The ministry promised that by November, all regional referral hospitals would have ICUs.

Dr Charles Olaro, the director of clinical services (curative) at the Health ministry, said all designated hospitals have oxygen but that as patient numbers continue to rise, it will overstretch the supply side.

He said the health system is facing rising pressure on the management of patients who are critically and severely ill.

“The number of those who are critically ill is increasing and they need special care and more resources. The patients need 30 liters of oxygen per minute as opposed to previously where we would provide five litres of oxygen per minute to normal (Covid-19) patients,” he said.

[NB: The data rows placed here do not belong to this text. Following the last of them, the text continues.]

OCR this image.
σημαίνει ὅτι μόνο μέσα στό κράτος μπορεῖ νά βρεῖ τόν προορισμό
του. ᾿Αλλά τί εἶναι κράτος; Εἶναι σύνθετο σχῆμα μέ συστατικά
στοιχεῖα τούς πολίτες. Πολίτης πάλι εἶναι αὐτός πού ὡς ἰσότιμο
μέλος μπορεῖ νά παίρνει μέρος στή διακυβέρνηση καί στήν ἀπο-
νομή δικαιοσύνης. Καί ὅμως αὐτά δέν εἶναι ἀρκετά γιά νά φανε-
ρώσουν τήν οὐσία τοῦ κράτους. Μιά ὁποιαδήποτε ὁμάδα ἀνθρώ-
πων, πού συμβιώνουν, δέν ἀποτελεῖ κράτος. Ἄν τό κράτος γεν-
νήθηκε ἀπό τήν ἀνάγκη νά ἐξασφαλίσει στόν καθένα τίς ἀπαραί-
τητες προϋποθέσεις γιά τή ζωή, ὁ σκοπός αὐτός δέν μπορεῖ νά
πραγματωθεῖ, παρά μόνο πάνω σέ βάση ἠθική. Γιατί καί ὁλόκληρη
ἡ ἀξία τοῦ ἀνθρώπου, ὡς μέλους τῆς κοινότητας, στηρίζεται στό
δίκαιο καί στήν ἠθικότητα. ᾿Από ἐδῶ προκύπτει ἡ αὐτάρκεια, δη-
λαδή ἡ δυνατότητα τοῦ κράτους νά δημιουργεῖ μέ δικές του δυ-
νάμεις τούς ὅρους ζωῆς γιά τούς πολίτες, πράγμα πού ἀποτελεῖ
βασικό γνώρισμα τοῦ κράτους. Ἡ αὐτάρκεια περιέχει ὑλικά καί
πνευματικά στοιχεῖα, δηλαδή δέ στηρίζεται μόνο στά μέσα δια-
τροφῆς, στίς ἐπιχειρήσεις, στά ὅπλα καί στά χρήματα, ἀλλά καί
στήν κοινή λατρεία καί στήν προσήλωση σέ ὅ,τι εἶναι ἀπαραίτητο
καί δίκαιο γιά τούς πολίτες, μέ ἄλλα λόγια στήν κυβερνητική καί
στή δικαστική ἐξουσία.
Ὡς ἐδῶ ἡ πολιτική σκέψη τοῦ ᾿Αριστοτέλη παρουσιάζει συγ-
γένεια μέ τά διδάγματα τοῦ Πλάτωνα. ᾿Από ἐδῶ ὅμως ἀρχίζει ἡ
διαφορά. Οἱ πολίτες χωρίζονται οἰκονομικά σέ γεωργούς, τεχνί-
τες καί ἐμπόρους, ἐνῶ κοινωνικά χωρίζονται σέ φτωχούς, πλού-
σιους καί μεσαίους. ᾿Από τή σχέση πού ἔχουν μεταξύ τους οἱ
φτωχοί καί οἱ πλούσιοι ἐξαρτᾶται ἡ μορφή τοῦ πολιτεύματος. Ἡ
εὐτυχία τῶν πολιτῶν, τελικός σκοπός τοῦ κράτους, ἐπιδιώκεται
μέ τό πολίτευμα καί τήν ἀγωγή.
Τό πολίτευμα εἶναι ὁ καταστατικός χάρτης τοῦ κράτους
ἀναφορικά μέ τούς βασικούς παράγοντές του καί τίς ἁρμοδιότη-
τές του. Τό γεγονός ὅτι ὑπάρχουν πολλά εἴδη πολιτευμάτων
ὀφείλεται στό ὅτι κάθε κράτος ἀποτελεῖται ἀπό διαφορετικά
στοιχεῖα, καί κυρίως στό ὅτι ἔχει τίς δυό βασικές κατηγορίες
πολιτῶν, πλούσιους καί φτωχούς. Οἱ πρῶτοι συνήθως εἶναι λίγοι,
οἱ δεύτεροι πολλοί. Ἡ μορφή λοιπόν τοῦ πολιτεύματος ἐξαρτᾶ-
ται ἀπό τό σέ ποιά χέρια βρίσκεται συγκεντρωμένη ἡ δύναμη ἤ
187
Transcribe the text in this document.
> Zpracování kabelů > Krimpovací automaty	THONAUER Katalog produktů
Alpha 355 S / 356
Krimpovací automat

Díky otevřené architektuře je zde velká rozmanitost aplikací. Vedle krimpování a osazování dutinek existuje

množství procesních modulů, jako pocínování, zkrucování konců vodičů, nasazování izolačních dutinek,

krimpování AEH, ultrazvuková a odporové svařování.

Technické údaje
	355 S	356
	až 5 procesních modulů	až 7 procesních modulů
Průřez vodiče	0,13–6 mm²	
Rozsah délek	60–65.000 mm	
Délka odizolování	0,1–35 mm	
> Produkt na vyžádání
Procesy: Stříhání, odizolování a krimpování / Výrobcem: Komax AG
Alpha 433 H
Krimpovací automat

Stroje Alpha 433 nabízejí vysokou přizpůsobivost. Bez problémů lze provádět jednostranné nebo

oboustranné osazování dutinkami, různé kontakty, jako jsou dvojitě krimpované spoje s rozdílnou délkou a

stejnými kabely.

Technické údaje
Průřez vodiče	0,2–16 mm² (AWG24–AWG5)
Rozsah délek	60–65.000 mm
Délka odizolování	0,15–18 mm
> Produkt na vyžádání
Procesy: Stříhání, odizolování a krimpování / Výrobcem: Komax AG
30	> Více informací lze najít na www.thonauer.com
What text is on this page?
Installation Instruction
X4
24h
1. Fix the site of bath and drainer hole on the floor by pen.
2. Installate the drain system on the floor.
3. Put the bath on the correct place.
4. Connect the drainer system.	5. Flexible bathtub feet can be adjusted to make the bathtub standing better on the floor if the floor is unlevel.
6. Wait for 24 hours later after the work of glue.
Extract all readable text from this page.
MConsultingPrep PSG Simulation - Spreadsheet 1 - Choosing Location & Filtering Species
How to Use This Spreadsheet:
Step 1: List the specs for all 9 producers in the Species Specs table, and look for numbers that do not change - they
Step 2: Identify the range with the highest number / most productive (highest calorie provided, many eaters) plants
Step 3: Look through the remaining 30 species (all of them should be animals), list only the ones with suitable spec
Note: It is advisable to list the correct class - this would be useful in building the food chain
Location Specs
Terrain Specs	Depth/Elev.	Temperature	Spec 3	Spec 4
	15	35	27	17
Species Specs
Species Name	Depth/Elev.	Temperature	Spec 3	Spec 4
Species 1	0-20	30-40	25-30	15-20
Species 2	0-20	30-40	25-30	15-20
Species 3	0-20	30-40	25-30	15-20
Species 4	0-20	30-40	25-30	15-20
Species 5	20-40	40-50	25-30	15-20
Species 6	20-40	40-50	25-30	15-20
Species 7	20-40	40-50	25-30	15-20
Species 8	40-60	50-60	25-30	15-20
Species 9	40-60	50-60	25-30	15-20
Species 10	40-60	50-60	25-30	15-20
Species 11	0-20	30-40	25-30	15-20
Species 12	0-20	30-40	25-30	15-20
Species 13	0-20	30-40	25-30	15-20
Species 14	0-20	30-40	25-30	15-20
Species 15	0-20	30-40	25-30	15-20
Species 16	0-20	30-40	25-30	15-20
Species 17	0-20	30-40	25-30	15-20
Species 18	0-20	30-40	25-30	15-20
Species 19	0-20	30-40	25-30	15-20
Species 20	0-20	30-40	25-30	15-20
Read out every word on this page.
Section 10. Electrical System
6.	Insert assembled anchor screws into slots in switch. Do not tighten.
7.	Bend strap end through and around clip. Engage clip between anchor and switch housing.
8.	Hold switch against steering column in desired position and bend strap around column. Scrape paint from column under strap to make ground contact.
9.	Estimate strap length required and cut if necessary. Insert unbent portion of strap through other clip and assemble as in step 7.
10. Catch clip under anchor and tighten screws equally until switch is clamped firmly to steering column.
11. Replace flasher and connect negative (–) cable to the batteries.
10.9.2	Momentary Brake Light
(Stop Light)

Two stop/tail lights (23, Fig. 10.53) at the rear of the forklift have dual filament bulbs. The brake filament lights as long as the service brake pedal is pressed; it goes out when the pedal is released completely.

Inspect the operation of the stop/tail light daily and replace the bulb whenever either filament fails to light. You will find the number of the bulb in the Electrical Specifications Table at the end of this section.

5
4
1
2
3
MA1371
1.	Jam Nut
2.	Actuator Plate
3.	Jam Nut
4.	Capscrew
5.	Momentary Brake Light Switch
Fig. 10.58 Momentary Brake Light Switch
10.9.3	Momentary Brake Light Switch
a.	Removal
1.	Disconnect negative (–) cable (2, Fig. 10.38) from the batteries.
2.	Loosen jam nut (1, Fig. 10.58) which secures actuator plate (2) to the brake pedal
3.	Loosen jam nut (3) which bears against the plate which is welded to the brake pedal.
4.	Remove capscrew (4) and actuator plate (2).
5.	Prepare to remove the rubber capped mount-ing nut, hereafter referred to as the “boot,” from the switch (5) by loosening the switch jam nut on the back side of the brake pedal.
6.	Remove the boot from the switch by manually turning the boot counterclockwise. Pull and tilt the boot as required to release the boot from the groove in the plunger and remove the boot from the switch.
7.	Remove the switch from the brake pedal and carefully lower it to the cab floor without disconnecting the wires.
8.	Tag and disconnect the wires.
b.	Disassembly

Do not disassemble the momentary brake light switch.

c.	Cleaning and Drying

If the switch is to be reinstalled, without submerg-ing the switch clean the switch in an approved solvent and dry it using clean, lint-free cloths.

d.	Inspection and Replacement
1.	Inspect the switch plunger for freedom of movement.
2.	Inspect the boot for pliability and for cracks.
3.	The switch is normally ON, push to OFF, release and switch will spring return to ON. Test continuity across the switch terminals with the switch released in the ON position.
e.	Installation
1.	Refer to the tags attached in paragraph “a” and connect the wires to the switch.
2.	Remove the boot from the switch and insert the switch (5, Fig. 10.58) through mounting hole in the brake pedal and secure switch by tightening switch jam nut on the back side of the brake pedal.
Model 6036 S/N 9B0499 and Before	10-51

Dr Olaro said the ministry is expanding facilities to manage the rising cases but the biggest focus should be on how to suppress the infections by observing Covid-19 preventive measures such as hand-washing, wearing facemask and social distancing.

“We need to focus on how to make the numbers not to increase. Even when you continue to increase ICU beds and oxygen supply if the numbers are rising very fast, it can’t be handled,” he said.